In a press release, Sawant connected the tax change to class struggle, calling it “corporate welfare.” “It’s outrageous that wealthy companies doing international investing in Seattle pay a lower tax rate than a small independent coffee shop,” she said. “They get a tax break while people sleep on our streets.”
But Burgess supports closing it as a tweak to the existing tax framework. “I think the B&O tax thing that Kshama proposed has broad support on the council,” he says. Burgess was one of the council members who in 2009 voted unanimously to approve the special tax rate on international investment managers. “It’s not as sinister as [critics] suggest,” he says. The 2009 reduced tax rate was passed in the context of an economic downturn, he says, and was an attempt to attract a specific large employer, Russell Investments, that was then actively considering whether to relocate to Seattle. “If that will move 3,000 jobs to Seattle,” he recalls thinking, “absolutely. And that’s what we did.”

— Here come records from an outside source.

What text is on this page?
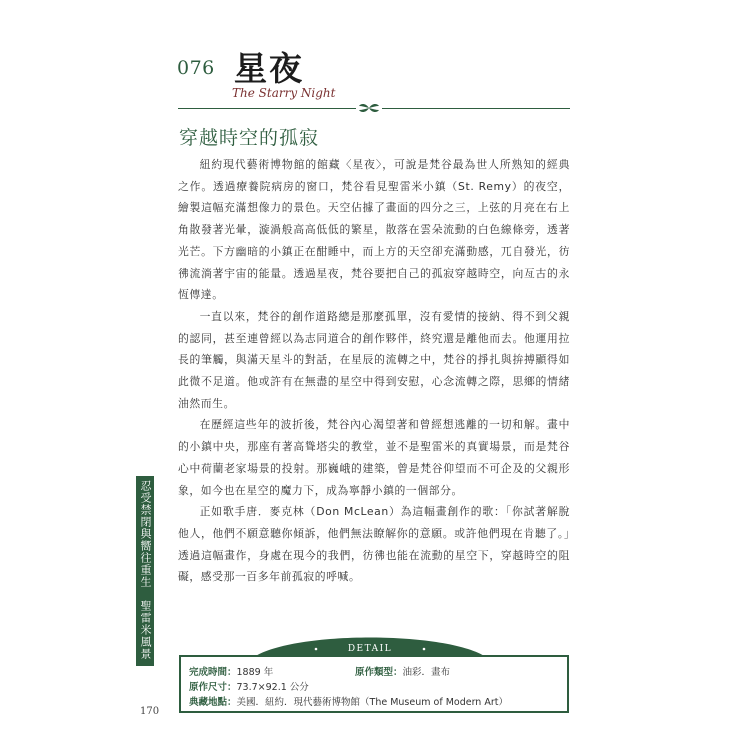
076 星夜
The Starry Night
穿越時空的孤寂

紐約現代藝術博物館的館藏〈星夜〉，可說是梵谷最為世人所熟知的經典之作。透過療養院病房的窗口，梵谷看見聖雷米小鎮（St. Remy）的夜空，繪製這幅充滿想像力的景色。天空佔據了畫面的四分之三，上弦的月亮在右上角散發著光暈，漩渦般高高低低的繁星，散落在雲朵流動的白色線條旁，透著光芒。下方幽暗的小鎮正在酣睡中，而上方的天空卻充滿動感，兀自發光，彷彿流淌著宇宙的能量。透過星夜，梵谷要把自己的孤寂穿越時空，向亙古的永恆傳達。

一直以來，梵谷的創作道路總是那麼孤單，沒有愛情的接納、得不到父親的認同，甚至連曾經以為志同道合的創作夥伴，終究還是離他而去。他運用拉長的筆觸，與滿天星斗的對話，在星辰的流轉之中，梵谷的掙扎與拚搏顯得如此微不足道。他或許有在無盡的星空中得到安慰，心念流轉之際，思鄉的情緒油然而生。

在歷經這些年的波折後，梵谷內心渴望著和曾經想逃離的一切和解。畫中的小鎮中央，那座有著高聳塔尖的教堂，並不是聖雷米的真實場景，而是梵谷心中荷蘭老家場景的投射。那巍峨的建築，曾是梵谷仰望而不可企及的父親形象，如今也在星空的魔力下，成為寧靜小鎮的一個部分。

正如歌手唐．麥克林（Don McLean）為這幅畫創作的歌：「你試著解脫他人，他們不願意聽你傾訴，他們無法瞭解你的意願。或許他們現在肯聽了。」透過這幅畫作，身處在現今的我們，彷彿也能在流動的星空下，穿越時空的阻礙，感受那一百多年前孤寂的呼喊。

忍受禁閉與嚮往重生
聖雷米風景
170
DETAIL
完成時間：1889 年	原作類型：油彩．畫布
原作尺寸：73.7×92.1 公分
典藏地點：美國．紐約．現代藝術博物館（The Museum of Modern Art）
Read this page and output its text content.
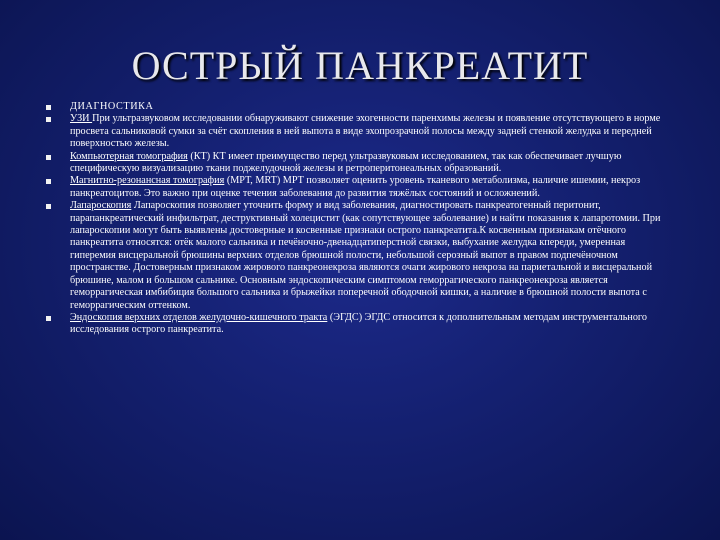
ОСТРЫЙ ПАНКРЕАТИТ
ДИАГНОСТИКА
УЗИ При ультразвуковом исследовании обнаруживают снижение эхогенности паренхимы железы и появление отсутствующего в норме просвета сальниковой сумки за счёт скопления в ней выпота в виде эхопрозрачной полосы между задней стенкой желудка и передней поверхностью железы.
Компьютерная томография (КТ) КТ имеет преимущество перед ультразвуковым исследованием, так как обеспечивает лучшую специфическую визуализацию ткани поджелудочной железы и ретроперитонеальных образований.
Магнитно-резонансная томография (МРТ, MRT) МРТ позволяет оценить уровень тканевого метаболизма, наличие ишемии, некроз панкреатоцитов. Это важно при оценке течения заболевания до развития тяжёлых состояний и осложнений.
Лапароскопия Лапароскопия позволяет уточнить форму и вид заболевания, диагностировать панкреатогенный перитонит, парапанкреатический инфильтрат, деструктивный холецистит (как сопутствующее заболевание) и найти показания к лапаротомии. При лапароскопии могут быть выявлены достоверные и косвенные признаки острого панкреатита.К косвенным признакам отёчного панкреатита относятся: отёк малого сальника и печёночно-двенадцатиперстной связки, выбухание желудка кпереди, умеренная гиперемия висцеральной брюшины верхних отделов брюшной полости, небольшой серозный выпот в правом подпечёночном пространстве. Достоверным признаком жирового панкреонекроза являются очаги жирового некроза на париетальной и висцеральной брюшине, малом и большом сальнике. Основным эндоскопическим симптомом геморрагического панкреонекроза является геморрагическая имбибиция большого сальника и брыжейки поперечной ободочной кишки, а наличие в брюшной полости выпота с геморрагическим оттенком.
Эндоскопия верхних отделов желудочно-кишечного тракта (ЭГДС) ЭГДС относится к дополнительным методам инструментального исследования острого панкреатита.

Now that the local economy is hot again, incentivizing business is somewhat redundant. “I get the argument that it appears to the uninformed that we have granted some super discounted rate to a category of businesses,” Burgess says, but that’s wrong. The economy was bad in 2009, so attracting jobs was more important then. “I think the way things have gone since 2009, we’re fine eliminating that rate,” Burgess says.